The Electric is the oldest working cinema in the country but this got us thinking about other cinemas that have found a home in Birmingham over the years. For instance there was a cinema on the corner of Ethel Street; and one occupied the premises of the Piccadilly Arcade. When you take the time to look up at the buildings around you, it becomes obvious.
The Ordnance Survey maps we hold for Birmingham give an indication as to just how many cinemas there were . On the 1918 map you can see The Picture House, located next to the Theatre Royal. Although it didn’t last long, The Picture House and Café appears in the 1919 trade directory with Ernest A. Plumpton as manager. It closed around 1926 and would become the Piccadilly Arcade. There were approximately 60 – 70 cinemas in Birmingham during the 1920s, going by how many were listed in the trade directories at this time.
A few years later, on the Ordnance Survey map for 1937-8 we find 4 cinemas alone within a fairly short distance of New Street Station. Initially I had only spotted 3 – the Electric of course, the Odeon on New Street, and a picture house on the corner of Ethel Street and Stephenson Street which was once the Forum, later an ABC theatre. It was only when a colleague remembered going to a cinema called the Futurist that I dug a little and realised there was a fourth cinema nearby – in John Bright Street.
Sadly we do not have records for the cinemas, but by using maps and trade directories, we can piece together the comings and goings of these ‘cinematograph halls’. If you search hard enough, you can find photographs online, such as those on Flickr.
The Electric was opened up as part of Hidden Spaces, a project by Associated Architects in conjunction with the Birmingham Post and Royal Institute of British Architects, ‘sharing the secrets hidden behind the facades of Birmingham’.
As part of the project, the public have been able to see hidden parts of buildings that they may have passed regularly for years and not thought further of. For those who frequently make their way through New Street Station, you may have seen the boards offering the opportunity to go on a tour of the tunnels beneath the station. For those lucky enough to have had the tour, I suspect they won’t forget the experience in a hurry!

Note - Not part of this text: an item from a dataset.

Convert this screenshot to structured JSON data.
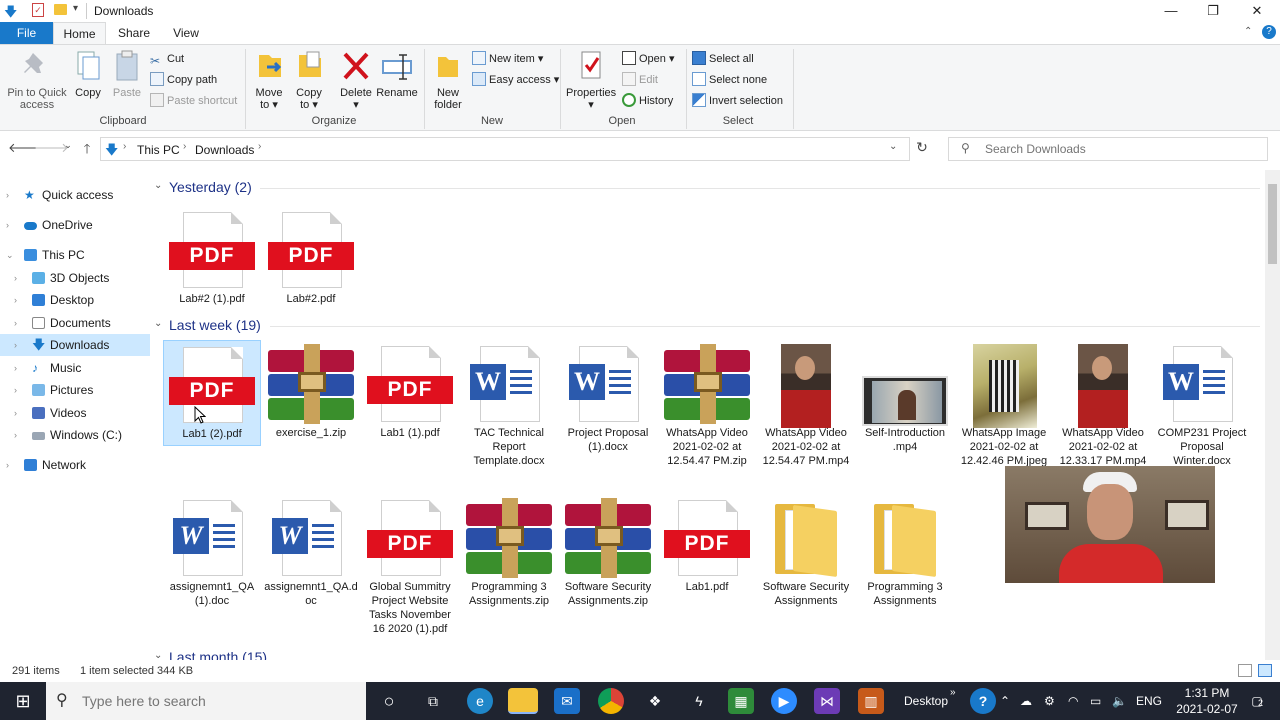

This week’s Hidden Space is the Municipal Bank at the top of Broad Street which is holding an exhibition of its history and runs from 20th of June for eight days. Having been there a couple of years ago to see an art installation, I can certainly recommend going along to have a look. Although this looks to be the last in the current schedule of events, there is a wealth of information on their website which takes you behind the scenes of some of Birmingham’s most well-known, and not so well-known, hidden spaces.